Le premier juge d'instruction militaire Fadi Siwan a publié vendredi un acte d'accusation à l'encontre de quatre personnes, dont le garde du corps de la procureure générale du Mont-Liban, Ghada Aoun, et un employé du Parquet général, pour corruption et perception de pots-de vin.
Les deux prévenus précités ainsi que deux civils sont accusés d'avoir perçu ou offert des cadeaux et de l'argent afin d'influencer certaines décisions judiciaires.

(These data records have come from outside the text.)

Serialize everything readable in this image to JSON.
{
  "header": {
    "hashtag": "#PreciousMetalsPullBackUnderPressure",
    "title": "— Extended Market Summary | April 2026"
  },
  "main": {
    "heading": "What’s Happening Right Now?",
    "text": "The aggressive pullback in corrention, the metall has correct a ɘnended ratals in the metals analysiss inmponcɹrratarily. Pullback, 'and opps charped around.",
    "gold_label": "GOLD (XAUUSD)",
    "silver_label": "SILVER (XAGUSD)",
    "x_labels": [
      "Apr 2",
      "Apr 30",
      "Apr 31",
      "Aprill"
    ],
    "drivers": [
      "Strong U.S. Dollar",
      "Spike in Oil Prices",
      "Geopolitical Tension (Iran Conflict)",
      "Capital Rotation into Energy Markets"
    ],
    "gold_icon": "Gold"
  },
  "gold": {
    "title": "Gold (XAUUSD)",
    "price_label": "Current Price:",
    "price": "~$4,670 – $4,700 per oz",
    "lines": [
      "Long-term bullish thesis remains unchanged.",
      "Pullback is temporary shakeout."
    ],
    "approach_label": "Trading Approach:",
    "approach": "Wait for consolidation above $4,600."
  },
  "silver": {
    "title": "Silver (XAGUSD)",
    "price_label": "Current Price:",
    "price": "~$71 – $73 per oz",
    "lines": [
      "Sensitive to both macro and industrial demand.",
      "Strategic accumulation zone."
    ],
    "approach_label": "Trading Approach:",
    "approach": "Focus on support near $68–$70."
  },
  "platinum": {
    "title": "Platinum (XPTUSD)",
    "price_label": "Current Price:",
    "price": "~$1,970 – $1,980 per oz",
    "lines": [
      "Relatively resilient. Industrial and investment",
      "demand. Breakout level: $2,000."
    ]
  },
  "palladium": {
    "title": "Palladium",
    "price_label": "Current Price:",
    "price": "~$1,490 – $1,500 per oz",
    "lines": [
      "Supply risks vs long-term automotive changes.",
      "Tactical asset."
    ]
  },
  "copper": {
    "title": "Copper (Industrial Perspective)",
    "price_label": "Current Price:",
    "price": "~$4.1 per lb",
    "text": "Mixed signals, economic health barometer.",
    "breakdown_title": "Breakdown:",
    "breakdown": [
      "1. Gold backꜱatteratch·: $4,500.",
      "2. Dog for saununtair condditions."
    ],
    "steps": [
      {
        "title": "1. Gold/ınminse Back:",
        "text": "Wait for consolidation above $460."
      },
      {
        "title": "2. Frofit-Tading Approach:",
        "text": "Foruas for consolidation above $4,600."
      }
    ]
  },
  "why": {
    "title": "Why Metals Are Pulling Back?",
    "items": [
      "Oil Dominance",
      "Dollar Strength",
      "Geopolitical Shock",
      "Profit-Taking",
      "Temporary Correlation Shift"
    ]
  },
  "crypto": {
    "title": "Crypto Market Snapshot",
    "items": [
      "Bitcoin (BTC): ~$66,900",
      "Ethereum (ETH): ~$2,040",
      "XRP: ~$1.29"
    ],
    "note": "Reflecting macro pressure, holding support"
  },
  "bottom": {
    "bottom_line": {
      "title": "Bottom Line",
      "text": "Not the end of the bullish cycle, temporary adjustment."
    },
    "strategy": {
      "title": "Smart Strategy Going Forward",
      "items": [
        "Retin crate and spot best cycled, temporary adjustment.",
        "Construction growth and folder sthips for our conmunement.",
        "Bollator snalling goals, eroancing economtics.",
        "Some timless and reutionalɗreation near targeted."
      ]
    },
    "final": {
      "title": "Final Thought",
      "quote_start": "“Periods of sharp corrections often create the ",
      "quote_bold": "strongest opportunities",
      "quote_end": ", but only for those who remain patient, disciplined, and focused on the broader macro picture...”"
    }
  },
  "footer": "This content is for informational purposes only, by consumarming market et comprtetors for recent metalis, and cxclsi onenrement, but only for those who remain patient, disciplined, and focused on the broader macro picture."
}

Selon le dernier rapport annuel de l'ONG Transparency International (TI), basée à Berlin, le Liban occupe le 138e rang sur 180 pays au classement 2018 de l’indice de perception de la corruption. Dans ce contexte, une vaste campagne de lutte contre la corruption au sein des administrations, notamment militaires et judiciaires, a été lancée dans le pays depuis plusieurs mois.
Par ailleurs, le juge Fadi Siwan a publié un deuxième acte d'accusation à l'encontre de quatre autres personnes, deux Libanais et deux Syriens, pour association de malfaiteurs, agressions contre l'armée libanaise dans la localité de Hammoudiyé dans la Békaa, et tentative de meurtre de militaires. Des accrochages avaient eu lieu lors d'une descente de l'armée fin juillet à Brital, contre le réseau de narcotrafic mené par Ali Zeid Ismaïl, surnommé l'Escobar local. Huit personnes, dont le baron de la drogue, avaient été tuées lors de l'opération.